The term infrared emitters could in principle be applied to any devices emitting infrared light. However, it is typically used for devices which are not lasers – in particular, to the following types of emitters:
Thermal emitters are devices which emit thermal radiation from some heated part. Some of them are special forms of incandescent lamps, sometimes in a very compact form, and may be used as broadband infrared light sources for applications in spectroscopy, for example, where the quite limited brightness is acceptable. Their emission may be approximately constant, but not necessarily with a high precision of calibration. Special designs that of the Nernst lamp and the globar. Sometimes, such sources are equipped with a infrared filter which transmits only infrared light in a certain spectral region.
There are also calibrated blackbody sources, where e.g. a ceramic tube is electrically heated to a high temperature (e.g. 1000 °C), and the corresponding thermal radiation exits at one end.
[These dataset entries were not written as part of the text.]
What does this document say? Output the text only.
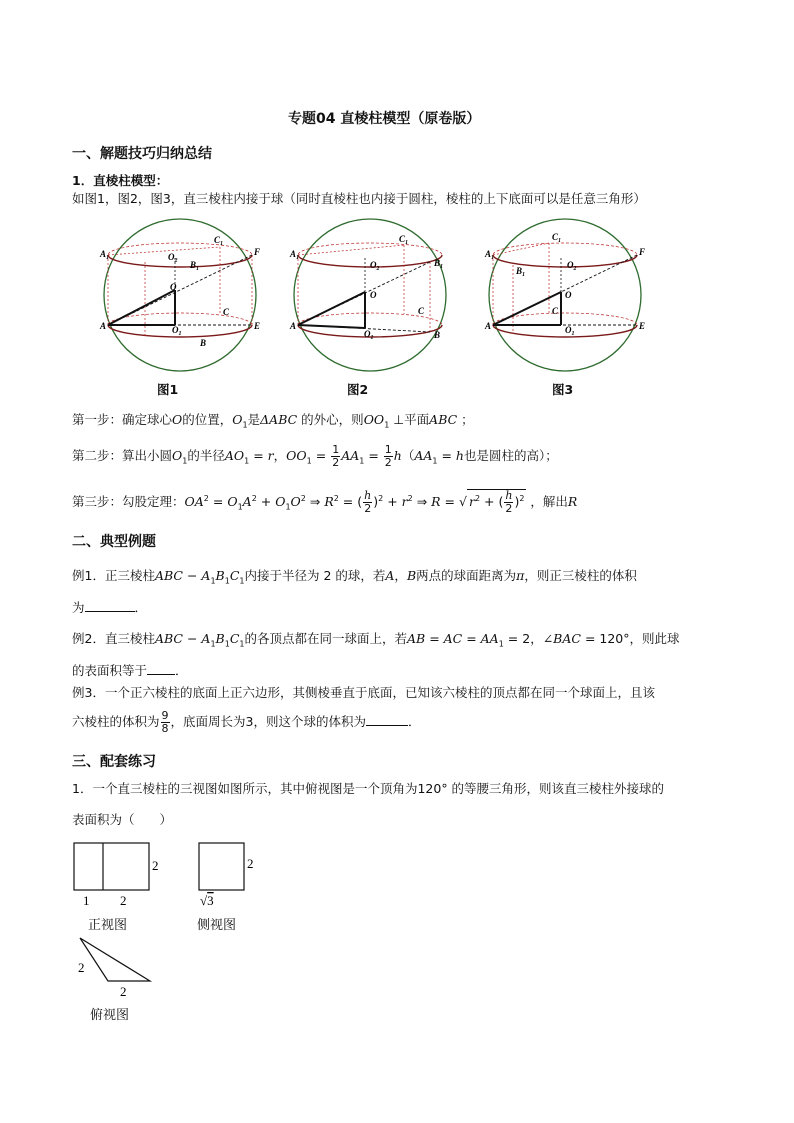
专题04 直棱柱模型（原卷版）
一、解题技巧归纳总结
1．直棱柱模型：
如图1，图2，图3，直三棱柱内接于球（同时直棱柱也内接于圆柱，棱柱的上下底面可以是任意三角形）
$A_1$
$C_1$
$O_2$ $B_1$
F
O
C
A	$O_1$
E
B
$A_1$
$C_1$
$O_2$
$B_1$
O
C
A
$O_1$	B
$A_1$
$C_1$
$O_2$
$B_1$
F
O
C
A	$O_1$
E
图1	图2	图3
第一步：确定球心O的位置，$O_1$是ΔABC 的外心，则$OO_1$ ⊥平面ABC ；
第二步：算出小圆$O_1$的半径$AO_1 = r$，$OO_1 = \frac{1}{2} AA_1 = \frac{1}{2} h(AA_1 = h$也是圆柱的高）；
第三步：勾股定理：$OA^2 = O_1A^2 + O_1O^2$ ⇒ $R^2$ = ( $\frac{h}{2} )^2 + r^2$ ⇒ R = √ $r^2$ + ( $\frac{h}{2} )^2$ ，解出R
二、典型例题
例1．正三棱柱ABC − $A_1B_1C_1$内接于半径为 2 的球，若A，B两点的球面距离为π，则正三棱柱的体积
为	．
例2．直三棱柱ABC − $A_1B_1C_1$的各顶点都在同一球面上，若AB = AC = $AA_1 = 2$，∠BAC = 120°，则此球
的表面积等于 ．
例3．一个正六棱柱的底面上正六边形，其侧棱垂直于底面，已知该六棱柱的顶点都在同一个球面上，且该
六棱柱的体积为 $\frac{9}{8}$ ，底面周长为3，则这个球的体积为	．
三、配套练习
1．一个直三棱柱的三视图如图所示，其中俯视图是一个顶角为120° 的等腰三角形，则该直三棱柱外接球的
表面积为（　　）
2
1 2
2
√3
2
2
正视图	侧视图
俯视图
Besides, there are pulsable thermal emitters, where the radiation is generated by a thin foil with low thermal capacitance. They can allow the modulation of thermal radiation of timescales of a few milliseconds.
Other thermal emitters are larger infrared heaters, sometimes with quite substantial heating powers, for applications in industrial fabrication or in laser printers, for example.
The radiance of thermal emitters is fundamentally limited. Substantially higher radiance is possible with infrared light emitting diodes (LEDs). The output power of those can also be rapidly modulated, and that feature is frequently employed in remote control transmitters, for example.
Typical output powers between a few milliwatts and hundreds of milliwatts, but emitters with multi-watt output are also available.
The output can be somewhat directed, but not as much as with laser diodes.
In terms of laser safety, infrared LEDs are less critical than lasers.